Me aferro a la formación como tabla de salvación, obtengo una beca y me marcho del lado de mi familia y de mi terruño (un pueblito de la campiña norte sevillana) a la desconocida capital.
Transcurre mi época de estudiante de manera bastante autónoma dentro de mis limitaciones de movilidad, me incorporo a la vida laboral y desarrollo mis proyectos profesionales y personales con tanto éxito que me olvido casi por completo de la polio.
Pero he aquí que ella, la muy ladina, sólo estaba aletargada, dormida, hibernando, mientras pergeñaba la más cruel de las venganzas.
Cuando se dio cuenta de que a pesar de sus intentos y de las huellas dejadas en mi cuerpo, no pudo vencer mi mente ni mi espíritu, se alió con el Síndrome Post Polio. A partir de los 45 años éste hace acto de presencia en mi vida, primero de tarde en tarde y luego, poco a poco, se hace crónico manifestándose con dolor neuropático, para el que no existe tratamiento, cansancio extremo e insomnio.
Me obliga a dejar una profesión que amaba y a reducir de golpe mi actividad diaria en más de un 90%. En definitiva, a reorganizar mi vida de nuevo tras esta segunda infección.

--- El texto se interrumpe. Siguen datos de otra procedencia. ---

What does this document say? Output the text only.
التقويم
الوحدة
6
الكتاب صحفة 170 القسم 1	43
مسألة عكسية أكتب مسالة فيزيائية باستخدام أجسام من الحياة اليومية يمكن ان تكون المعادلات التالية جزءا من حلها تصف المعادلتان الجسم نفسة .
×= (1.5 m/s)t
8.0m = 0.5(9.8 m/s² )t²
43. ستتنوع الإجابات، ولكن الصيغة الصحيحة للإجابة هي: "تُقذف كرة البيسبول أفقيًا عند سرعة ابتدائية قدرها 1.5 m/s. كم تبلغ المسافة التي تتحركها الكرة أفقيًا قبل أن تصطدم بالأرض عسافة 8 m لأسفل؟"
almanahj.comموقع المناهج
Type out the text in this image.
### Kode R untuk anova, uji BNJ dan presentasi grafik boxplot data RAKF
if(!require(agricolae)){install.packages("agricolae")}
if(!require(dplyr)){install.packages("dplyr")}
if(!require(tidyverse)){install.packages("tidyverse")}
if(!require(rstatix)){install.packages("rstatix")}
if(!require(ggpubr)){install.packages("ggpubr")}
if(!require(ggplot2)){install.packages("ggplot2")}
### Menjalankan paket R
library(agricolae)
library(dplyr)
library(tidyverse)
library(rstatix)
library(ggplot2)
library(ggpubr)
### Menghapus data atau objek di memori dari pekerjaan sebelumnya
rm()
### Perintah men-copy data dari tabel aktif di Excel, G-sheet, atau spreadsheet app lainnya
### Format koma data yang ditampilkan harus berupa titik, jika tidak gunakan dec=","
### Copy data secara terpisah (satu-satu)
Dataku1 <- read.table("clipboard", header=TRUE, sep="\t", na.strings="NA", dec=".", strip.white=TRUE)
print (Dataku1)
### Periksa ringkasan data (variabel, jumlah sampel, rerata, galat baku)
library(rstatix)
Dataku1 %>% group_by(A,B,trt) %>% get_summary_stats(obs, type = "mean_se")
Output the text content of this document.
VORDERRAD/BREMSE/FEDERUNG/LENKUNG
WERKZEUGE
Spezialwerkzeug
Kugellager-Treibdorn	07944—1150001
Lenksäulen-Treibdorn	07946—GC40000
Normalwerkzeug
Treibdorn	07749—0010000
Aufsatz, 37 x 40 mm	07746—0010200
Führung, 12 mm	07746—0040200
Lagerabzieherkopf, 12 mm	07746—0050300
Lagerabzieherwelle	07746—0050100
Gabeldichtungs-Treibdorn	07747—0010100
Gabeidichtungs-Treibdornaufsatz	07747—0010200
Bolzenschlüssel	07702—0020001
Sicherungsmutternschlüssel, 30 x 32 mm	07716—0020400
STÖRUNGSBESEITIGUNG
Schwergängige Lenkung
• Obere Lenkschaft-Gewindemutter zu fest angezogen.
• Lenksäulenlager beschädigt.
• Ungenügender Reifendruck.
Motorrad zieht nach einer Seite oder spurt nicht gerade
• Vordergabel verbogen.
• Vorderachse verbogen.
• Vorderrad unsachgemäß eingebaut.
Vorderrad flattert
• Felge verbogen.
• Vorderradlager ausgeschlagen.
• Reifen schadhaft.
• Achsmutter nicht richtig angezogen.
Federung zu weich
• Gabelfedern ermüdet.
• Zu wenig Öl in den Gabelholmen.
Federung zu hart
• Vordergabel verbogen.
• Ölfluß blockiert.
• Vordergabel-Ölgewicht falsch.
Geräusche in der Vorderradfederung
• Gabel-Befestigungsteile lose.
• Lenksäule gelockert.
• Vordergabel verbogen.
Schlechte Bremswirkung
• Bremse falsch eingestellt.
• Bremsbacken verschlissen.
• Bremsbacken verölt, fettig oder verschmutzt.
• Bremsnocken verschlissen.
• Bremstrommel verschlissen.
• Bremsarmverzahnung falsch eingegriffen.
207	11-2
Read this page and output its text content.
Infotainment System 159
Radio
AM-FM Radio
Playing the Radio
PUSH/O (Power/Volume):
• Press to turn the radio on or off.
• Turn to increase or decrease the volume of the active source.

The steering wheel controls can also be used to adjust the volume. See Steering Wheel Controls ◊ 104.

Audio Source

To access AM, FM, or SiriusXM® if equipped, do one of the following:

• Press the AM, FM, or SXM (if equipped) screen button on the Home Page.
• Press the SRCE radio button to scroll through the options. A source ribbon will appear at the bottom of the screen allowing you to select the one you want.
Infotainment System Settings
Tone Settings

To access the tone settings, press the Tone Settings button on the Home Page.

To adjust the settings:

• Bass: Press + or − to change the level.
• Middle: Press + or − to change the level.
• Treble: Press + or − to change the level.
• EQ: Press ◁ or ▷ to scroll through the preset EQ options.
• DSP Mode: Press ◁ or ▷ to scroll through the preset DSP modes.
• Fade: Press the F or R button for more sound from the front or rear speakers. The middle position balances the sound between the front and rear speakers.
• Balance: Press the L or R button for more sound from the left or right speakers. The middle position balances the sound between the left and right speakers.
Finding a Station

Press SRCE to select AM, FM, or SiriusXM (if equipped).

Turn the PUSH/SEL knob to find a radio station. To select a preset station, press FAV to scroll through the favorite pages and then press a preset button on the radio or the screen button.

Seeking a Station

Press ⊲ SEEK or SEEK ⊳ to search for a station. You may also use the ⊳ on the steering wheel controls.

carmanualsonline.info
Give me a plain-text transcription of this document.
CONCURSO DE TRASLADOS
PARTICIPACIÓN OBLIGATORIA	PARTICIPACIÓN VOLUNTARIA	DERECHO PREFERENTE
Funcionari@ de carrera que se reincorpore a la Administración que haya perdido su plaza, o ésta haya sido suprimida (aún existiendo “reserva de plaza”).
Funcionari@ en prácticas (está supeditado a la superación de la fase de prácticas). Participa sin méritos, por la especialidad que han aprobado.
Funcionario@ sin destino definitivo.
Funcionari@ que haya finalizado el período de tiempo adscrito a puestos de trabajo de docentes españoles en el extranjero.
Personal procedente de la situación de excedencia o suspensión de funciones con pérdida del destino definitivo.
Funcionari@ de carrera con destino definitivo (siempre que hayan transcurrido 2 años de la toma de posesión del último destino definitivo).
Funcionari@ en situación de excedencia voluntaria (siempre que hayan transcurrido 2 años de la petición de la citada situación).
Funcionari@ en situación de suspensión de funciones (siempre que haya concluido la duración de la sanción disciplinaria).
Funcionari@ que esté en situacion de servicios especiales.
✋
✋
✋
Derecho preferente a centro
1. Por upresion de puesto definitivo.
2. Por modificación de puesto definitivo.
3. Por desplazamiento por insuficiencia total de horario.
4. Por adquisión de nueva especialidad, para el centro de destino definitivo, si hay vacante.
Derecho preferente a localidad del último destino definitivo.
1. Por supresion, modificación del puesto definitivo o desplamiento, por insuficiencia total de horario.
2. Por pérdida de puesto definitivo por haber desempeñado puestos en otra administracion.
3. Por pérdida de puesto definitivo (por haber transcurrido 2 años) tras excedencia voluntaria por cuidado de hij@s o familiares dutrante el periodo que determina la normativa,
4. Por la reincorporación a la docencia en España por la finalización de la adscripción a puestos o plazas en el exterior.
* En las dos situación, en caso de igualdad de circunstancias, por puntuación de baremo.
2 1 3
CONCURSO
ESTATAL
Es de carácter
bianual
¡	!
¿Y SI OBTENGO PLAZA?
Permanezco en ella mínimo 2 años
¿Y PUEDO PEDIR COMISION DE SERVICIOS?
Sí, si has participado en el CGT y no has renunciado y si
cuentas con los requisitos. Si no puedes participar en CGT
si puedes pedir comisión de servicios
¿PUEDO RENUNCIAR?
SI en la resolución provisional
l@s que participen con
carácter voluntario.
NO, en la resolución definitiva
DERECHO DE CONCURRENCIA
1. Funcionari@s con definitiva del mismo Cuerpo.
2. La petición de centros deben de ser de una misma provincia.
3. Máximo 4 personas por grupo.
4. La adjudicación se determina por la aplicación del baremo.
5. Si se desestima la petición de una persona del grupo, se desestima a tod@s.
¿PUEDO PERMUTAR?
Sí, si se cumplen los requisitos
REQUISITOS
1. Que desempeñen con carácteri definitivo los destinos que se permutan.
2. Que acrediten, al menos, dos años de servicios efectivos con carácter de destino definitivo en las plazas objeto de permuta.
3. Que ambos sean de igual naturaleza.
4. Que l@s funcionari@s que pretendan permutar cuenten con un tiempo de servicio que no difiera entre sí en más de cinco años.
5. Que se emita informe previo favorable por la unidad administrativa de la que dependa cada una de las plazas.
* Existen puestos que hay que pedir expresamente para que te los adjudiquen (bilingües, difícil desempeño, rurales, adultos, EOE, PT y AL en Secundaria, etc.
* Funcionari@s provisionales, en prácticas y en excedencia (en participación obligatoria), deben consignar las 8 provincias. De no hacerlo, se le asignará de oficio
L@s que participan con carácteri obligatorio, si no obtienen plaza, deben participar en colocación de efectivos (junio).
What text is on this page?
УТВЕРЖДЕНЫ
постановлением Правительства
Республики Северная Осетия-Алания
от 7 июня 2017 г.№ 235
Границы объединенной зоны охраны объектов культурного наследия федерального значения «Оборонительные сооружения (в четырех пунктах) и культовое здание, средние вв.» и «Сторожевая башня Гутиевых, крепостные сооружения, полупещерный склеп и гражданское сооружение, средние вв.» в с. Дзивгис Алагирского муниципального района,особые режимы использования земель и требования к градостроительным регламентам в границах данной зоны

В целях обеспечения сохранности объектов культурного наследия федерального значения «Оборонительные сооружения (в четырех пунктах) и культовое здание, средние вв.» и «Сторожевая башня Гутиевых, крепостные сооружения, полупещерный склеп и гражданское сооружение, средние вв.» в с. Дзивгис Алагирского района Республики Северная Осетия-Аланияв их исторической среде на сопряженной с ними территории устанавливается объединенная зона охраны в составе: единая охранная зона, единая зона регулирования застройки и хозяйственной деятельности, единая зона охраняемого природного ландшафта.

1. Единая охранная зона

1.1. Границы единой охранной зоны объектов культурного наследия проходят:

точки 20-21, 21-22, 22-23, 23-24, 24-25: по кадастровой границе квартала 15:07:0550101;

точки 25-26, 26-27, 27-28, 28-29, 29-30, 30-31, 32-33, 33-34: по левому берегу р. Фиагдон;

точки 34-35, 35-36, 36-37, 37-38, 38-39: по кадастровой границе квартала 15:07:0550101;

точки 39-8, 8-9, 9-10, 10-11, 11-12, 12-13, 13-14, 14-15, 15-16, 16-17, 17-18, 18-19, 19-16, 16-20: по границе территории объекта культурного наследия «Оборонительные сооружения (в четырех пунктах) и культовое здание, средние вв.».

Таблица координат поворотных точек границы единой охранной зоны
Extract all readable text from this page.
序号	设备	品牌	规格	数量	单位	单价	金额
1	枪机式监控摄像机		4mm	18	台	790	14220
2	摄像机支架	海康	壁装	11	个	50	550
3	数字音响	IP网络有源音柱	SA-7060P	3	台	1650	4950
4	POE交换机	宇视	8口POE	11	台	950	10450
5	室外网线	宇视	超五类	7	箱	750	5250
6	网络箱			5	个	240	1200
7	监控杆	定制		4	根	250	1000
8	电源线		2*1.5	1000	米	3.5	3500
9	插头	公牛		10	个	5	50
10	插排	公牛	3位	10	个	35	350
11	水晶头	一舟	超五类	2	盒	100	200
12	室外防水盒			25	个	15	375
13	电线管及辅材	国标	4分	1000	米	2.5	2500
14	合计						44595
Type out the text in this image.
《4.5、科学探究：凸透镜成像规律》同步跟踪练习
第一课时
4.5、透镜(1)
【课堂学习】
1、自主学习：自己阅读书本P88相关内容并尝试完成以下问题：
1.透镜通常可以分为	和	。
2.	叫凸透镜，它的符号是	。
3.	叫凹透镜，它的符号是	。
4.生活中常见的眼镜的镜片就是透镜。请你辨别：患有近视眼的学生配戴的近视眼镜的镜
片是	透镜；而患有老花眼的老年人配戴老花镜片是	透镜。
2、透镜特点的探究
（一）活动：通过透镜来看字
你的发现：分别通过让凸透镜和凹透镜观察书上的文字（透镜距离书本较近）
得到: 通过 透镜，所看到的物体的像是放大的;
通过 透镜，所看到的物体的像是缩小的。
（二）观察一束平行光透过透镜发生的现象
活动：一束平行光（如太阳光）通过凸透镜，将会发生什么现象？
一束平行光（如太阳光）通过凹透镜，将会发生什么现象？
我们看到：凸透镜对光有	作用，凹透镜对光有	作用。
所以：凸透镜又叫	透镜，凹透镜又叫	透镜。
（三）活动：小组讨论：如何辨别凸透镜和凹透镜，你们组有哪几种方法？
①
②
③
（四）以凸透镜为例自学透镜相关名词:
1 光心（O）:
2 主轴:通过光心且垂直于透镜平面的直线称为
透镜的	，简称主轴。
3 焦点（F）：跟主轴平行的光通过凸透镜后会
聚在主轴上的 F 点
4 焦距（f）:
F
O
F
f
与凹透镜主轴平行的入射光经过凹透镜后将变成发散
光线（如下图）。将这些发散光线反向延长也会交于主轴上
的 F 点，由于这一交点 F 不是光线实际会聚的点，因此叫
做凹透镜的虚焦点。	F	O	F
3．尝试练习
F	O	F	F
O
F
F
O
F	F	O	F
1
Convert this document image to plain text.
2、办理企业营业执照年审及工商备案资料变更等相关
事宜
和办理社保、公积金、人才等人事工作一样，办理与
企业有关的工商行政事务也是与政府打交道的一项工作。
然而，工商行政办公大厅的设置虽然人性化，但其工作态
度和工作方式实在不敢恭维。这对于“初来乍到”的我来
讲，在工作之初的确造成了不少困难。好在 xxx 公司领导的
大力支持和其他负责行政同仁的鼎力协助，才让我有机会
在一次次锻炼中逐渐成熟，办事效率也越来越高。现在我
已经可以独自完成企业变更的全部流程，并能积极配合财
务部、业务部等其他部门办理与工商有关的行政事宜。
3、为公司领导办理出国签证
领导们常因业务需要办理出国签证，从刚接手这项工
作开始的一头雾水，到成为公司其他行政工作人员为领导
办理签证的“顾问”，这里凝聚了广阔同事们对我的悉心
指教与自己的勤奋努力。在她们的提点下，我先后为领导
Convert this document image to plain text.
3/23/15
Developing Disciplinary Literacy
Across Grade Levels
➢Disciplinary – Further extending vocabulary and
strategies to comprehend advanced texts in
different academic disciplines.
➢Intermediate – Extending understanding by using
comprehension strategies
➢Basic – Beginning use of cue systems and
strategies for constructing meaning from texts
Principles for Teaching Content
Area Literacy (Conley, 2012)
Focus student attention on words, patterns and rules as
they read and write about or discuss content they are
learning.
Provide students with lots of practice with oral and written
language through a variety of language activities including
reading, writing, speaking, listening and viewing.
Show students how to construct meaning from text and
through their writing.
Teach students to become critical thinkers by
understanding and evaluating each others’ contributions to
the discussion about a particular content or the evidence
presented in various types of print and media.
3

En la actualidad, tengo reconocido por los «mandamases de la cosa» un grado de discapacidad del 68% y una Dependencia Moderada de Nivel I, por la que aún sigo esperando el PIA después de 10 años. Espero que algún día se me realice ese segundo informe, si es que estas cosas no prescriben con la misma facilidad que los delitos económicos.
Una vez por semana viene a casa una chica durante cinco horas para hacer las tareas de limpieza y la plancha. Sin embargo, esto no soluciona ni de lejos las necesidades cotidianas de un hogar en el que vivimos tres personas. Así pues, son mi «contrario» y mi hijo los que se encargan de la compra, comida, acompañamiento, etc. El primero tiene ya importantes problemas de movilidad como consecuencia de varias intervenciones de cadera, más otras patologías añadidas (cumplimos ambos a la perfección lo de ser una pareja muy «diversa»). El segundo trabaja y tiene su propio proyecto de vida aunque continúe viviendo en el hogar familiar.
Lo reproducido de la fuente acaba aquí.